Prinzipiell kann gesagt werden, dass in der Gießtechnik mit möglichst großen Tole-ranzen gearbeitet wird um die Kosten gering zu halten.


Im Bild - Abbildung a bis c ist ein Gussteil dargestellt, dass nachträglich mit einem Gewinde zu versehen ist. Der Nachteil dabei ist, dass das Gewinde in der Krümmung sitzen soll (Abb. a). Durch Bearbeitung mit einem Bohrer kann es an dieser Stelle relativ schnell zu einem Materialbruch kommen. Um dies zu vermeiden, wäre es zum einen denkbar, die Lage der Bohrung zu verändern (Abb. b) oder durch Verdickungen in der in Abbildung c dargestellten Form die Stabilität des Werkstückes zu erhöhen. Die Variante b hat dabei den Vorteil, dass im Knotenpunkt keine kritischen Materialanhäufungen entstehen und dass man den gebogenen Übergang des Bohrers in den freien Raum vermeidet. Generell gilt auch, dass eine Durchbohrung günstiger ist als eine Grundbohrung.
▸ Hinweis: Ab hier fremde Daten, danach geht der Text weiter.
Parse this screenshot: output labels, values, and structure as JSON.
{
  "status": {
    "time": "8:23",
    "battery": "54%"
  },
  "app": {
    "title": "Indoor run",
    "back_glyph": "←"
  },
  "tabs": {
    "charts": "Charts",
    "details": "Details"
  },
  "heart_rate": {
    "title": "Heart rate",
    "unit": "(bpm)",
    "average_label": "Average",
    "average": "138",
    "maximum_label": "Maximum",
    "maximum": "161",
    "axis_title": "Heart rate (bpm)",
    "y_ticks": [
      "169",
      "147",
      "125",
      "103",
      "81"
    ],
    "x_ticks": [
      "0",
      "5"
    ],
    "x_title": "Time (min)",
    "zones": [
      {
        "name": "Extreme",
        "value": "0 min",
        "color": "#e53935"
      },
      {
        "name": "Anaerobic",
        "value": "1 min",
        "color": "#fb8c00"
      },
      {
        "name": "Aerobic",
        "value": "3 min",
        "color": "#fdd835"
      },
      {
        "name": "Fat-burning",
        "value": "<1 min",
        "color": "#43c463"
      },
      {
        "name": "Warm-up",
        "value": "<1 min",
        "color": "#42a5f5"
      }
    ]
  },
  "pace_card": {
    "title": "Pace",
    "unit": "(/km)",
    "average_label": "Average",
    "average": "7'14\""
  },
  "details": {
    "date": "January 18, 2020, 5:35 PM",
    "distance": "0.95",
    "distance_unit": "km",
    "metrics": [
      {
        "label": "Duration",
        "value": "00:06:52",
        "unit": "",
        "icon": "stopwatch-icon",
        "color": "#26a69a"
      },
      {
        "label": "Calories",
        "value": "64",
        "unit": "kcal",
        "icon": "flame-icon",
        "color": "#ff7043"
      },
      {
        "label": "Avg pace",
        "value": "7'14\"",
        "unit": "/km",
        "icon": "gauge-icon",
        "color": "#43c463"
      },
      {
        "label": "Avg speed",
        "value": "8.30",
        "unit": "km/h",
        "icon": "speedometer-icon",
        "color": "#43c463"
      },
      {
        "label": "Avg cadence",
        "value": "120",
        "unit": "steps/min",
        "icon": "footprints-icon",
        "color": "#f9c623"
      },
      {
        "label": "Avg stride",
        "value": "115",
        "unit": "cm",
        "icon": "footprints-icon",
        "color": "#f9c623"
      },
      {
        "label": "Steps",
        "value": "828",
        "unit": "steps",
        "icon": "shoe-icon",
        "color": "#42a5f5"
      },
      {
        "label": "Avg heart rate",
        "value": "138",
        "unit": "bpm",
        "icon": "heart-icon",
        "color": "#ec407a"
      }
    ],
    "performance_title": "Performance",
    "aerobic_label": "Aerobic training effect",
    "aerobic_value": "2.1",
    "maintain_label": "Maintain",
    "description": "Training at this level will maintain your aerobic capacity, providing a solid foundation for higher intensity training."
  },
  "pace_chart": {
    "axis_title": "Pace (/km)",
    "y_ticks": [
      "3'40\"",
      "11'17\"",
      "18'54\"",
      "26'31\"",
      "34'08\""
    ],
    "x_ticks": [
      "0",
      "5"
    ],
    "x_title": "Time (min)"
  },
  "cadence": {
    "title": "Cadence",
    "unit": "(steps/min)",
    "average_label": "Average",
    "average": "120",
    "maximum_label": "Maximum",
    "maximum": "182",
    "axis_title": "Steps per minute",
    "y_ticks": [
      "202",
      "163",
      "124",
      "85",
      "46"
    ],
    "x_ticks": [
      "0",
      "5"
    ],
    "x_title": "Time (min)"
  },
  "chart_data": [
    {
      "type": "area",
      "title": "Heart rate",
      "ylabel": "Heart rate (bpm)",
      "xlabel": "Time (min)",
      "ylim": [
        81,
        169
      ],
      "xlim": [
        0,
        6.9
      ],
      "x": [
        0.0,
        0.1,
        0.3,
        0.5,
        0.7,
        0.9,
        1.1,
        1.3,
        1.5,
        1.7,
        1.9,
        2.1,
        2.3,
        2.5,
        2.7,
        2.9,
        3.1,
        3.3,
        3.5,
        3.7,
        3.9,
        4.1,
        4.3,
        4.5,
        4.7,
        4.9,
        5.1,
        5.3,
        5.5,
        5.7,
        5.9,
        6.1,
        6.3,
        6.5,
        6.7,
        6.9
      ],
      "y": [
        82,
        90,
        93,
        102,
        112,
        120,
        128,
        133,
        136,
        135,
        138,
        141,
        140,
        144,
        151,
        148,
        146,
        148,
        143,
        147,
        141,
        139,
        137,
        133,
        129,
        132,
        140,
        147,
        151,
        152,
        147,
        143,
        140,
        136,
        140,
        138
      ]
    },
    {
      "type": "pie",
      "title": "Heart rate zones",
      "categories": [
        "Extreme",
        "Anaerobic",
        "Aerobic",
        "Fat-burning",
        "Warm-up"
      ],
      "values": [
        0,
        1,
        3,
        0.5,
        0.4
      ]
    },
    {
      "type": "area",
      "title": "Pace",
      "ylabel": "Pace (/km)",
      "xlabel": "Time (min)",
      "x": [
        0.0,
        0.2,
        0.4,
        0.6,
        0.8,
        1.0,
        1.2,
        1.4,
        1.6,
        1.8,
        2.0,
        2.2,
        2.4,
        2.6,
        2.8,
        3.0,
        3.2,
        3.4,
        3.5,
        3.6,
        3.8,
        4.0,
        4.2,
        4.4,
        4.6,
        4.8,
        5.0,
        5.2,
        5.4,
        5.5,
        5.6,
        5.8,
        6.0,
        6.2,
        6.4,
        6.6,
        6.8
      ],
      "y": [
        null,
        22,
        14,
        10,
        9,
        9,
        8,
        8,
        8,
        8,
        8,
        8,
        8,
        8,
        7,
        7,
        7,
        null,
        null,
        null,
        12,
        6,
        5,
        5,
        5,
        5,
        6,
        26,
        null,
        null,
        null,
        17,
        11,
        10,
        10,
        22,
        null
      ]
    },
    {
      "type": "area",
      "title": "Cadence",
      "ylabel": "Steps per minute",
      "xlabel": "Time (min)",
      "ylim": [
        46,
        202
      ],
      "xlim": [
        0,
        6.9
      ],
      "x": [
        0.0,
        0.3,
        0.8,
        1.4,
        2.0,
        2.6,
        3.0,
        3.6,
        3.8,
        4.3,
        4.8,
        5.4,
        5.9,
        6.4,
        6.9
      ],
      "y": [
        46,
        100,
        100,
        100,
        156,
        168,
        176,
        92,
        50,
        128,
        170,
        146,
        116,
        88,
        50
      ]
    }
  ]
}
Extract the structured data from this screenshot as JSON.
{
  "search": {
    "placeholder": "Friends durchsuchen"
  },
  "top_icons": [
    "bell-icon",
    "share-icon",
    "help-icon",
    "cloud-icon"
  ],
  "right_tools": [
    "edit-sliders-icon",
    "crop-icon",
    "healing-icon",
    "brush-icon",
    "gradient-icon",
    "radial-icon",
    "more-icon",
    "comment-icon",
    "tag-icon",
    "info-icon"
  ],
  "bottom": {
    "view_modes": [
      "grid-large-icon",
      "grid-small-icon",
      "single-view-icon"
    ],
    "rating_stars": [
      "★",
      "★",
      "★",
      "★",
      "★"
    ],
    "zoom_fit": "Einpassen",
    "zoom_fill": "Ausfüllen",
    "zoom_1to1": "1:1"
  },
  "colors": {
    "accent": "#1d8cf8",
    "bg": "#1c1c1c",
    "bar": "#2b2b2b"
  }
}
Im zweiten Beispiel (vgl. oberes Bild) ist zu erkennen, dass eine Bohrung an einer Stelle angebracht werden soll, an der die Wandstärke sehr gering ist. Sie beträgt 6 mm und die Bohrung mit Gewinde hat einen Durchmesser von 4 mm. Dadurch stehen beidseitig nur 1 mm zur Verfügung (Abb. a) und die Fertigungstoleranz dieses Gussteiles muss dementsprechend klein sein.
Die Lösung ist konstruktiv recht einfach. Durch die Verstärkung des Materials im Bereich der künftigen Bohrung wird erreicht, dass wieder mit großen Toleranzen gearbeitet werden kann (Abb. b).


Im Beispiel im unteren Bild - Abbildung a wird ein Problem behandelt, dass beim Fügen oder Verbinden zweier Teile (z.B. Gehäuse-Deckel, Rohrenden etc.) auftritt, die annähernd gleiche Abmaße bzw. Durchmesser besitzen.
Selbst sehr geringe geometrische Unterschiede sind z.B. innerhalb geforderter Toleranzen sofort sichtbar und die Aufgabe besteht darin, dieses Erscheinungsbild optisch oder technologisch zu verbessern.
Wenn die ungewollte Sichtkante (Abb. a) verschwinden soll, müsste an beiden Teilen die gesamte Oberfläche spanend bearbeitet werden.
Wenn nun, wie in Abbildung b1 und b2, nur eine Wulst ausgebildet wird, ist die Situation wesentlich günstiger, da ein wesentlich kürzerer Abschnitt bearbeitet werden muss und es ist nur eine Seite anzugleichen.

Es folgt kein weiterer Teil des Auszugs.